Дорогая моя Сонечка!

В Стокгольме дал два концерта и прожил спокойно четыре дня, отменив второй концерт в Oslo1. Немножко оправился и окреп. Когда был еще в Копенгагене2, у меня появился неприятнейший сюрприз: <...> меня беспокоит мой палец, который еще в Нью-Йорке был зашиблен где-то внутри подушки. Но и пальцу теперь легче. Так что все пока терпимо и в порядке.
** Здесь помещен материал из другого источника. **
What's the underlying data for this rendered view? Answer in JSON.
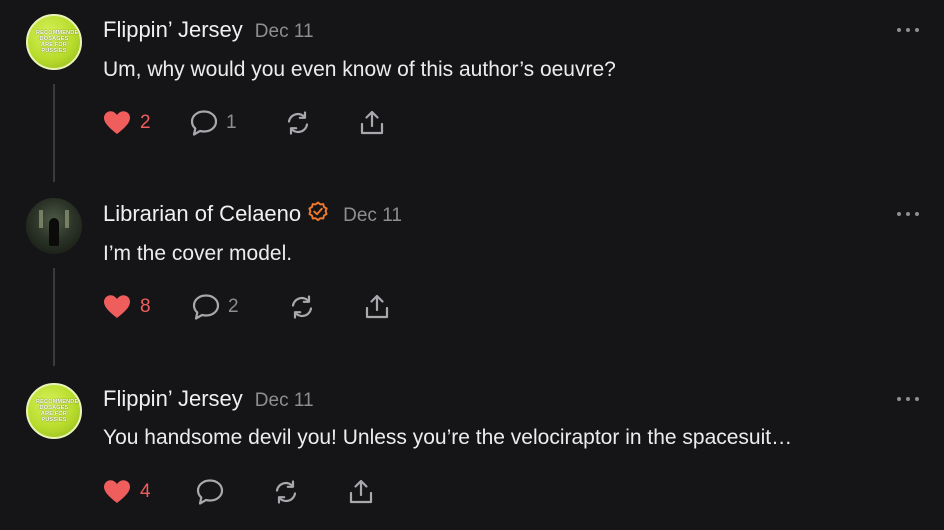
{
  "colors": {
    "background": "#151517",
    "like": "#f05d5d",
    "muted": "#8e8e92",
    "verified": "#f07b2c"
  },
  "comments": [
    {
      "author": "Flippin’ Jersey",
      "date": "Dec 11",
      "text": "Um, why would you even know of this author’s oeuvre?",
      "avatar_text": "RECOMMENDED DOSAGES ARE FOR PUSSIES",
      "likes": "2",
      "replies": "1"
    },
    {
      "author": "Librarian of Celaeno",
      "date": "Dec 11",
      "text": "I’m the cover model.",
      "verified": true,
      "likes": "8",
      "replies": "2"
    },
    {
      "author": "Flippin’ Jersey",
      "date": "Dec 11",
      "text": "You handsome devil you! Unless you’re the velociraptor in the spacesuit…",
      "avatar_text": "RECOMMENDED DOSAGES ARE FOR PUSSIES",
      "likes": "4",
      "replies": ""
    }
  ],
  "icons": [
    "heart-icon",
    "comment-icon",
    "restack-icon",
    "share-icon",
    "more-options-icon",
    "verified-icon"
  ]
}
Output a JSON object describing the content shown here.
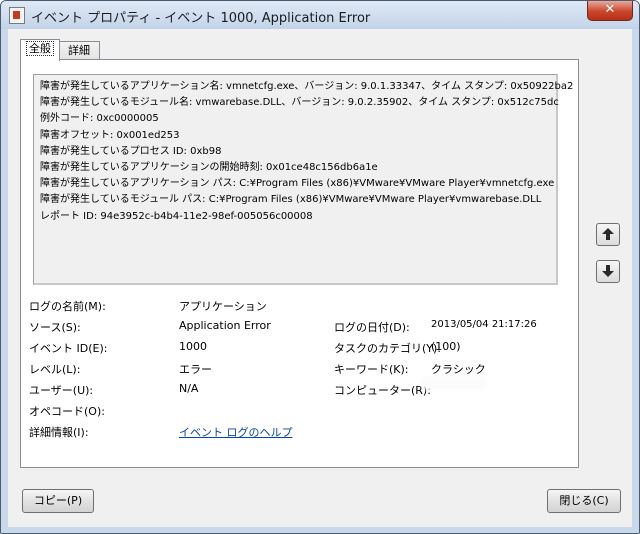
{
  "window": {
    "title": "イベント プロパティ - イベント 1000, Application Error",
    "close_glyph": "✕"
  },
  "tabs": [
    {
      "label": "全般",
      "active": true
    },
    {
      "label": "詳細",
      "active": false
    }
  ],
  "description_lines": [
    "障害が発生しているアプリケーション名: vmnetcfg.exe、バージョン: 9.0.1.33347、タイム スタンプ: 0x50922ba2",
    "障害が発生しているモジュール名: vmwarebase.DLL、バージョン: 9.0.2.35902、タイム スタンプ: 0x512c75dc",
    "例外コード: 0xc0000005",
    "障害オフセット: 0x001ed253",
    "障害が発生しているプロセス ID: 0xb98",
    "障害が発生しているアプリケーションの開始時刻: 0x01ce48c156db6a1e",
    "障害が発生しているアプリケーション パス: C:¥Program Files (x86)¥VMware¥VMware Player¥vmnetcfg.exe",
    "障害が発生しているモジュール パス: C:¥Program Files (x86)¥VMware¥VMware Player¥vmwarebase.DLL",
    "レポート ID: 94e3952c-b4b4-11e2-98ef-005056c00008"
  ],
  "fields": {
    "log_name": {
      "label": "ログの名前(M):",
      "value": "アプリケーション"
    },
    "source": {
      "label": "ソース(S):",
      "value": "Application Error"
    },
    "logged": {
      "label": "ログの日付(D):",
      "value": "2013/05/04 21:17:26"
    },
    "event_id": {
      "label": "イベント ID(E):",
      "value": "1000"
    },
    "task_category": {
      "label": "タスクのカテゴリ(Y):",
      "value": "(100)"
    },
    "level": {
      "label": "レベル(L):",
      "value": "エラー"
    },
    "keywords": {
      "label": "キーワード(K):",
      "value": "クラシック"
    },
    "user": {
      "label": "ユーザー(U):",
      "value": "N/A"
    },
    "computer": {
      "label": "コンピューター(R):",
      "value": ""
    },
    "opcode": {
      "label": "オペコード(O):",
      "value": ""
    },
    "more_info": {
      "label": "詳細情報(I):",
      "link": "イベント ログのヘルプ"
    }
  },
  "buttons": {
    "copy": "コピー(P)",
    "close": "閉じる(C)"
  },
  "icons": {
    "app": "event-viewer-icon",
    "up": "arrow-up-icon",
    "down": "arrow-down-icon"
  }
}
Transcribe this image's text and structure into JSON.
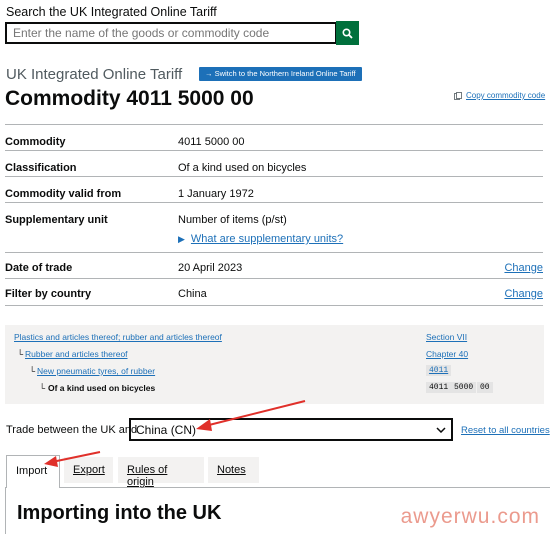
{
  "search": {
    "label": "Search the UK Integrated Online Tariff",
    "placeholder": "Enter the name of the goods or commodity code",
    "icon": "search-icon"
  },
  "header": {
    "caption": "UK Integrated Online Tariff",
    "switch_button": "→ Switch to the Northern Ireland Online Tariff",
    "title": "Commodity 4011 5000 00",
    "copy_link": "Copy commodity code"
  },
  "details": [
    {
      "key": "Commodity",
      "value": "4011 5000 00"
    },
    {
      "key": "Classification",
      "value": "Of a kind used on bicycles"
    },
    {
      "key": "Commodity valid from",
      "value": "1 January 1972"
    },
    {
      "key": "Supplementary unit",
      "value": "Number of items (p/st)",
      "link": "What are supplementary units?"
    },
    {
      "key": "Date of trade",
      "value": "20 April 2023",
      "action": "Change"
    },
    {
      "key": "Filter by country",
      "value": "China",
      "action": "Change"
    }
  ],
  "hierarchy": [
    {
      "label": "Plastics and articles thereof; rubber and articles thereof",
      "ref": "Section VII"
    },
    {
      "label": "Rubber and articles thereof",
      "ref": "Chapter 40"
    },
    {
      "label": "New pneumatic tyres, of rubber",
      "ref": "4011"
    },
    {
      "label": "Of a kind used on bicycles",
      "ref_parts": [
        "4011",
        "5000",
        "00"
      ]
    }
  ],
  "trade": {
    "label": "Trade between the UK and",
    "selected": "China (CN)",
    "reset": "Reset to all countries"
  },
  "tabs": [
    "Import",
    "Export",
    "Rules of origin",
    "Notes"
  ],
  "panel": {
    "title": "Importing into the UK"
  },
  "watermark": "awyerwu.com",
  "colors": {
    "link": "#1d70b8",
    "button_green": "#00703c",
    "annotation_red": "#e0302a"
  }
}
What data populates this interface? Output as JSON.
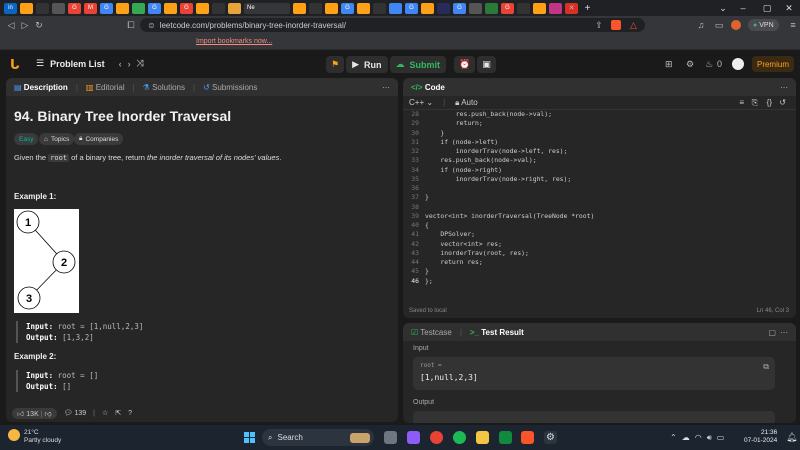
{
  "browser": {
    "active_tab_label": "Ne",
    "url": "leetcode.com/problems/binary-tree-inorder-traversal/",
    "vpn_label": "VPN",
    "bookmarks_link": "Import bookmarks now..."
  },
  "nav": {
    "problem_list": "Problem List",
    "run": "Run",
    "submit": "Submit",
    "streak": "0",
    "premium": "Premium"
  },
  "left": {
    "tabs": [
      "Description",
      "Editorial",
      "Solutions",
      "Submissions"
    ],
    "title": "94. Binary Tree Inorder Traversal",
    "chips": [
      "Easy",
      "Topics",
      "Companies"
    ],
    "desc_pre": "Given the ",
    "desc_code": "root",
    "desc_mid": " of a binary tree, return ",
    "desc_em": "the inorder traversal of its nodes' values",
    "desc_end": ".",
    "example1_heading": "Example 1:",
    "example1": {
      "input_label": "Input:",
      "input": " root = [1,null,2,3]",
      "output_label": "Output:",
      "output": " [1,3,2]"
    },
    "tree_nodes": [
      "1",
      "2",
      "3"
    ],
    "example2_heading": "Example 2:",
    "example2": {
      "input_label": "Input:",
      "input": " root = []",
      "output_label": "Output:",
      "output": " []"
    },
    "likes": "13K",
    "comments": "139"
  },
  "code": {
    "title": "Code",
    "language": "C++",
    "mode": "Auto",
    "lines": [
      {
        "n": "28",
        "t": "        res.push_back(node->val);"
      },
      {
        "n": "29",
        "t": "        return;"
      },
      {
        "n": "30",
        "t": "    }"
      },
      {
        "n": "31",
        "t": "    if (node->left)"
      },
      {
        "n": "32",
        "t": "        inorderTrav(node->left, res);"
      },
      {
        "n": "33",
        "t": "    res.push_back(node->val);"
      },
      {
        "n": "34",
        "t": "    if (node->right)"
      },
      {
        "n": "35",
        "t": "        inorderTrav(node->right, res);"
      },
      {
        "n": "36",
        "t": ""
      },
      {
        "n": "37",
        "t": "}"
      },
      {
        "n": "38",
        "t": ""
      },
      {
        "n": "39",
        "t": "vector<int> inorderTraversal(TreeNode *root)"
      },
      {
        "n": "40",
        "t": "{"
      },
      {
        "n": "41",
        "t": "    DPSolver;"
      },
      {
        "n": "42",
        "t": "    vector<int> res;"
      },
      {
        "n": "43",
        "t": "    inorderTrav(root, res);"
      },
      {
        "n": "44",
        "t": "    return res;"
      },
      {
        "n": "45",
        "t": "}"
      },
      {
        "n": "46",
        "t": "};"
      }
    ],
    "saved": "Saved to local",
    "cursor": "Ln 46, Col 3"
  },
  "test": {
    "tabs": [
      "Testcase",
      "Test Result"
    ],
    "input_label": "Input",
    "var_name": "root =",
    "var_value": "[1,null,2,3]",
    "output_label": "Output"
  },
  "taskbar": {
    "temp": "21°C",
    "weather": "Partly cloudy",
    "search": "Search",
    "time": "21:36",
    "date": "07-01-2024"
  }
}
Из Стокгольма, сразу после концерта, мы сели в поезд и доехали до Мальме, где были на следующее утро в 8 ч[асов] утра. Тут начались новые переживания. Чтобы сократить бесконечное путешествие в двое суток до Будапешта, нас уговорили лететь. Ну, мы и полетели! Дам тебе время, чтобы было яснее. В 8.30 вылетели из Мальме и через четверть часа спустились в Копенгагене, где простояли полчаса. В 9.15 вылетели из Копенгагена. Было солнечно и чудная погода. Но вскоре мы стали забираться все выше и выше. Появились облака, но под нами. Как снежное поле. Когда через облака стали спускаться в Берлине, — погода была уже скверная и стало качать и дергать. В Берлине спустились в 11 часов. Простояли там один час. Завтракали с Верой Струве, которую выписали. В 12 вылетели на другом аэроплане и прилетели через 45 минут в Дрезден, где нас встречали Володя, Тамара, Саша и Соня. Проговорили с ними полчаса. Бабушка не приехала. Почему-то думала, что мы остановимся в Дрездене. В 1 ч[ас] 15 минут вылетели и спустились в Праге в 2 часа. Простояли 20 минут и, наконец, в 2 ч[аса] 20 минут вылетели из Праги и спустились в Вене в 3 ч[аса] 25 минут. От Берлина до Вены 540 километров. Всю вторую часть дороги довольно сильно качало, но представь себе, я, плохой моряк, чувствовал себя превосходно! А Наташа моя очень страдала. Ей было так скверно, что она наотрез отказалась лететь еще раз. Это очень грустно, а то бы я отныне только бы летал. Например, из Вены мне надо съездить в Прагу и обратно3. Поездом семь часов, аэропланом 1 ч[ас] 5 м[инут]. Теперь, жалея Наташу, потрясемся.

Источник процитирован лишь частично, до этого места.